And then we print the TensorFlow version.

tf.__version__

We are using TensorFlow 1.0.1.


Now, we’re going to create two TensorFlow variables that will hold random numbers.

random_tensor_var_one = tf.Variable(tf.random_uniform([2, 3, 4], minval=0, maxval=10, dtype=tf.int32, seed=None, name=None))

We use TensorFlow Variable so that they maintain the same state across multiple calls of the session run.

We’re creating this TensorFlow Variable using the tf.random_uniform functionality and we’re going to generate a tensor that is 2x3x4, has a minimum value of 0, a max value of 10, and the data type is tf.int32.

Int32 is a 32-bit signed integer.

So that is random_tensor_var_one.


We define random_tensor_var_two the same way.

random_tensor_var_two = tf.Variable(tf.random_uniform([2, 3, 4], minval=0, maxval=10, dtype=tf.int32, seed=None, name=None))

We use the tf.random_uniform. We have a tensor that’s 2x3x4, min value of 0, max value of 10, and the data type is also int32.


Next, we use tf.global_variables_initializer so that when we run the session, we can initialize all the variables.

init_var = tf.global_variables_initializer()


Then we define our session variable

sess = tf.Session()


And initialize all our variables.

sess.run(init_var)

So here, we’re going to have two variables.

Remember, random_tensor_var_one and random_tensor_var_two.


First, let’s print our random_tensor_var_one to see what it looks like.

print(sess.run(random_tensor_var_one))

We see that it is integers and it is 2x3x4.


Next, we print our second tensor and we see that it is also 2x3x4, it’s all integers, and it is a completely different tensor from the first one.

print(sess.run(random_tensor_var_two))


To concatenate tensors, we’re going to use tf.concat.

concat_tensor_dim_zero = tf.concat([random_tensor_var_one, random_tensor_var_two], 0)

What we do is we pass a list of tensors and then we specify the dimension we want to concatenate across.
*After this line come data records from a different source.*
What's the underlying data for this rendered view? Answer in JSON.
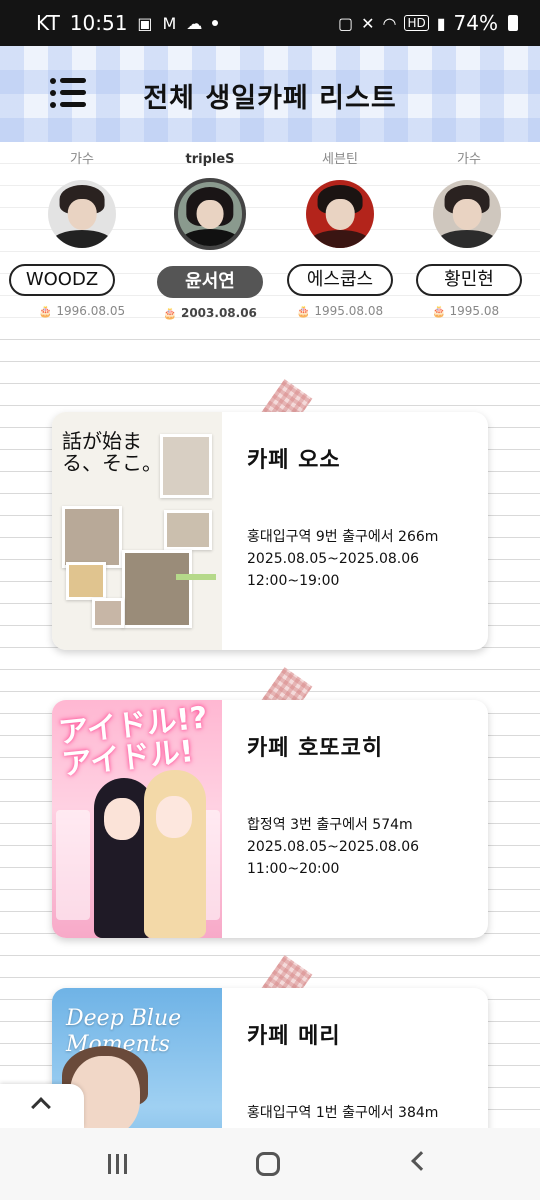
{
  "status_bar": {
    "carrier": "KT",
    "time": "10:51",
    "hd": "HD",
    "battery": "74%"
  },
  "header": {
    "title": "전체 생일카페 리스트"
  },
  "artists": [
    {
      "group": "가수",
      "name": "WOODZ",
      "birthday": "1996.08.05",
      "selected": false
    },
    {
      "group": "tripleS",
      "name": "윤서연",
      "birthday": "2003.08.06",
      "selected": true
    },
    {
      "group": "세븐틴",
      "name": "에스쿱스",
      "birthday": "1995.08.08",
      "selected": false
    },
    {
      "group": "가수",
      "name": "황민현",
      "birthday": "1995.08",
      "selected": false
    }
  ],
  "cafes": [
    {
      "name": "카페 오소",
      "location": "홍대입구역 9번 출구에서 266m",
      "dates": "2025.08.05~2025.08.06",
      "hours": "12:00~19:00",
      "poster_text": "話が始まる、そこ。"
    },
    {
      "name": "카페 호또코히",
      "location": "합정역 3번 출구에서 574m",
      "dates": "2025.08.05~2025.08.06",
      "hours": "11:00~20:00",
      "poster_text": "アイドル!? アイドル!"
    },
    {
      "name": "카페 메리",
      "location": "홍대입구역 1번 출구에서 384m",
      "poster_text": "Deep Blue Moments"
    }
  ],
  "icons": {
    "menu": "hamburger-icon",
    "scroll_top": "chevron-up-icon",
    "cake": "cake-icon"
  }
}
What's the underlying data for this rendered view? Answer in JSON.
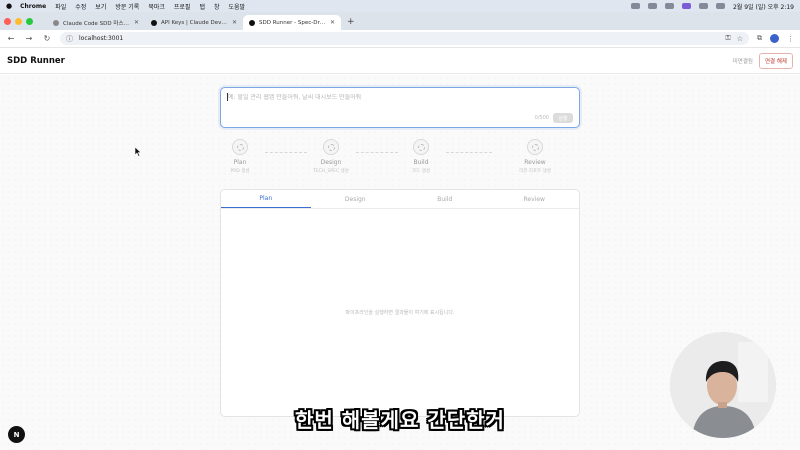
{
  "menubar": {
    "app": "Chrome",
    "items": [
      "파일",
      "수정",
      "보기",
      "방문 기록",
      "북마크",
      "프로필",
      "탭",
      "창",
      "도움말"
    ],
    "datetime": "2월 9일 (일) 오후 2:19"
  },
  "tabs": [
    {
      "title": "Claude Code SDD 마스터 클래스"
    },
    {
      "title": "API Keys | Claude Developer"
    },
    {
      "title": "SDD Runner - Spec-Driven De..."
    }
  ],
  "address": {
    "url": "localhost:3001"
  },
  "app": {
    "brand": "SDD Runner",
    "connection_status": "미연결됨",
    "disconnect_label": "연결 해제"
  },
  "prompt": {
    "placeholder": "예: 할일 관리 웹앱 만들어줘, 날씨 대시보드 만들어줘",
    "char_count": "0/500",
    "run_label": "실행"
  },
  "steps": [
    {
      "name": "Plan",
      "sub": "PRD 생성"
    },
    {
      "name": "Design",
      "sub": "TECH_SPEC 생성"
    },
    {
      "name": "Build",
      "sub": "코드 생성"
    },
    {
      "name": "Review",
      "sub": "리뷰 리포트 생성"
    }
  ],
  "panel_tabs": [
    "Plan",
    "Design",
    "Build",
    "Review"
  ],
  "active_panel_tab": "Plan",
  "empty_message": "파이프라인을 실행하면 결과물이 여기에 표시됩니다.",
  "badge": "N",
  "caption": "한번 해볼게요 간단한거",
  "colors": {
    "accent": "#3a6fd0",
    "disconnect": "#c0392b"
  }
}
We are going to concatenate across the 0th dimension.

Remember, Python is a zero-based index. And we’re going to assign this concatenation to Python variable concat_tensor_dim_zero.


Now, we’re going to print the result.

print(sess.run(concat_tensor_dim_zero))

We evaluate the variable inside of the session and we print the result.

We see that it has the four matrices, so 6, 5, 4; 1, 2, 3; 5, 8, 3; 4, 9, 0.

They are all there.


And we can run tf.shape on our concat_tensor_dim_zero variable, run it on the session, and print the result.

print(sess.run(tf.shape(concat_tensor_dim_zero))

And we see that it is 4x3x4.

This is expected.

We’re concatenating the two tensors across the 0th dimension, so that would be the first dimension.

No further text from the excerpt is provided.